Anticipation already building for All Blacks vs Ireland November clash

New Zealand’s November 9 Test with Ireland in Dublin is the must-see rugby game of the year.

That’s the view of respected English rugby writer Chris Hewett.

He said everything else pales in comparison in his weekly column in The Rugby Paper.

“Ireland-New Zealand will be the headline news: two state-of-the-art teams engaged in a ‘championship of each other’ to pinch a gloriously resonant phrase from the world of boxing.

“It took the Irish something more than a century to find a way of beating the Kiwis; a single draw at the old Lansdowne Road in 1973 was their best showing in the 28 games played between 1905 and 2015.

“Then came the first victory, in Chicago of all places. Since when, the two teams have traded blows like Muhammad Ali and Joe Frazier: eight games, a majority of them bordering on the epic, with four wins apiece.”

Hewett went so far as to rate Ireland the new Enemy No. 1 for the All Blacks, even ahead of their rivalry with the world champion Springboks.

That, he said, was because the Springboks, who had become masters of sudden-death rugby on the grandest stags, had developed the habit of saving their best for Rugby World Cups.

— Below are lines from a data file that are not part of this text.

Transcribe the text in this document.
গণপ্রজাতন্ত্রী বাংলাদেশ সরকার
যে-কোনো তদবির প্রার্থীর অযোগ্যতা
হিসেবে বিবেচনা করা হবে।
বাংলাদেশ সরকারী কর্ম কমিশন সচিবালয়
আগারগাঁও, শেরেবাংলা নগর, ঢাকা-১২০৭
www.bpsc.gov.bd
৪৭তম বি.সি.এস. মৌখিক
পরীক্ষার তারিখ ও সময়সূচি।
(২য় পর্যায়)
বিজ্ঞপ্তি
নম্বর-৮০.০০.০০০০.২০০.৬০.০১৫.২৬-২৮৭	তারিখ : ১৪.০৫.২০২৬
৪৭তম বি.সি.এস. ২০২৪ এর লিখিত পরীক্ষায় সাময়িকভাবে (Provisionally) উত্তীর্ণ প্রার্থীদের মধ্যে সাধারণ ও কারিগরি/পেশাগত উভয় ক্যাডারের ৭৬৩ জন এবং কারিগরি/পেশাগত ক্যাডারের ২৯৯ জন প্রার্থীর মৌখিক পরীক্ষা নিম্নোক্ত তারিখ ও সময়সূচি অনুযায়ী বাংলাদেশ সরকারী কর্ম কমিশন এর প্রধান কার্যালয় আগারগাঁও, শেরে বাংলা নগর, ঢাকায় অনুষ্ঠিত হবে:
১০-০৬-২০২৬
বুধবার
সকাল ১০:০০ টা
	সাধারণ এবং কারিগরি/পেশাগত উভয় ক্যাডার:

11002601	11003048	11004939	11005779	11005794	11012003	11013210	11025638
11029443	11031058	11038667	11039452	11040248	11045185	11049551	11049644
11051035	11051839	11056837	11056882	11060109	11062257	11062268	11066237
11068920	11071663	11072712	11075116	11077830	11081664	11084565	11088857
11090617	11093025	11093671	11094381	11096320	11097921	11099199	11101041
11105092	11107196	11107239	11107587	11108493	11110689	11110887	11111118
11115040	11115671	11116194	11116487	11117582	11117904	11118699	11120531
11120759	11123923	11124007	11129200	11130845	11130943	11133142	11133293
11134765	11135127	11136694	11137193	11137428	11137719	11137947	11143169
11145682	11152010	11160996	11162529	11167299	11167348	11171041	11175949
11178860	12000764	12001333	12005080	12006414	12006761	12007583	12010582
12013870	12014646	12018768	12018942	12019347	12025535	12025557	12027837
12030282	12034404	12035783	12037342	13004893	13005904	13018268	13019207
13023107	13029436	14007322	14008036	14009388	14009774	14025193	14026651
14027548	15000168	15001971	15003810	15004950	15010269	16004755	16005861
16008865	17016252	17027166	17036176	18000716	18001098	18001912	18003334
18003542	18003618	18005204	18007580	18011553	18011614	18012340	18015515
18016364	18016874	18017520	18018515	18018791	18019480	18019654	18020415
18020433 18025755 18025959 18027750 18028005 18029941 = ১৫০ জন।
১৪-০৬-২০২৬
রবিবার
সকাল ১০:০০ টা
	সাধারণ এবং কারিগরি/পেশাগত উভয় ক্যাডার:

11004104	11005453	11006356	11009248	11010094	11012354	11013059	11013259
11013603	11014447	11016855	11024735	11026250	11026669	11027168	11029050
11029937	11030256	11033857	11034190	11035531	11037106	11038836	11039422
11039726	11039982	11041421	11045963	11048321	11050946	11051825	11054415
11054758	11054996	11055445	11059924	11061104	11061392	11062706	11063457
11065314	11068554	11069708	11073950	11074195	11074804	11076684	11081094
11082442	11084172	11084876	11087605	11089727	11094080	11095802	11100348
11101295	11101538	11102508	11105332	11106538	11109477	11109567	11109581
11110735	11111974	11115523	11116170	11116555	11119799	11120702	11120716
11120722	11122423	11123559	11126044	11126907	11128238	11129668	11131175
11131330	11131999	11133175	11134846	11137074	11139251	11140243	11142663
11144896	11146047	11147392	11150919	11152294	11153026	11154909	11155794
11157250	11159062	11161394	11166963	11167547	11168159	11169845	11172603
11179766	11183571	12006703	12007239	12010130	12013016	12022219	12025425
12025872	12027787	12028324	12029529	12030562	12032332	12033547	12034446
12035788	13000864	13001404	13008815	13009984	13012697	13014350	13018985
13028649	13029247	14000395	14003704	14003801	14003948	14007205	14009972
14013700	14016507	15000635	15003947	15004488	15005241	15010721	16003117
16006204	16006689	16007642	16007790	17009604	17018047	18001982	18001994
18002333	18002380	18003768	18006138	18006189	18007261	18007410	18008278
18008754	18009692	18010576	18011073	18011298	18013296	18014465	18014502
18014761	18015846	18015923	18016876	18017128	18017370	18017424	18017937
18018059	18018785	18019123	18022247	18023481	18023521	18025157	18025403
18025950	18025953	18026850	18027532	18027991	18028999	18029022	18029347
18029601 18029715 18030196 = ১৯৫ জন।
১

Their best players spend the rest of their time playing in England, France or Japan.

“One of the reasons Ireland-New Zealand enmity is emerging as the defining struggle of the in-between years is their shared approach to the international game.

“Both base their structure on a small number of professionalised provincial teams with a strong input from their national unions.

“Both do their damnedest to keep players onshore. Both draw heavily on a constellation of high-performing rugby schools (by no means all of them fee-paying, apart from those in swanky Dublin).”

But Ireland’s success in securing its place near the top of the world rankings over the last decade means Aviva Stadium has supplanted Twickenham as the acid test for southern hemisphere sides, and the All Blacks are the team that attracts the biggest crowds.

“Now throw in the Andy Farrell factor. If Rassie Erasmus and his megalithic Springboks – a scrum the size of Stonehenge and just as immovable – makes him a natural for the pantomime villain role down there in Henry-Hansen-Smith territory, Farrell is respected as the classiest of class acts and feared as a genuine threat. He needs to be taken down.”

While the All Blacks also have to meet France a week after the Dublin encounter, Hewett said there has been no sign Fabien Galthie’s side has gotten over its World Cup disappointment.

“Thanks in no small part to Farrell’s stewardship of his squad, the Irish are in a different, far more positive place, which is why the All Blacks identify the Aviva Stadium as the place of greater jeopardy.”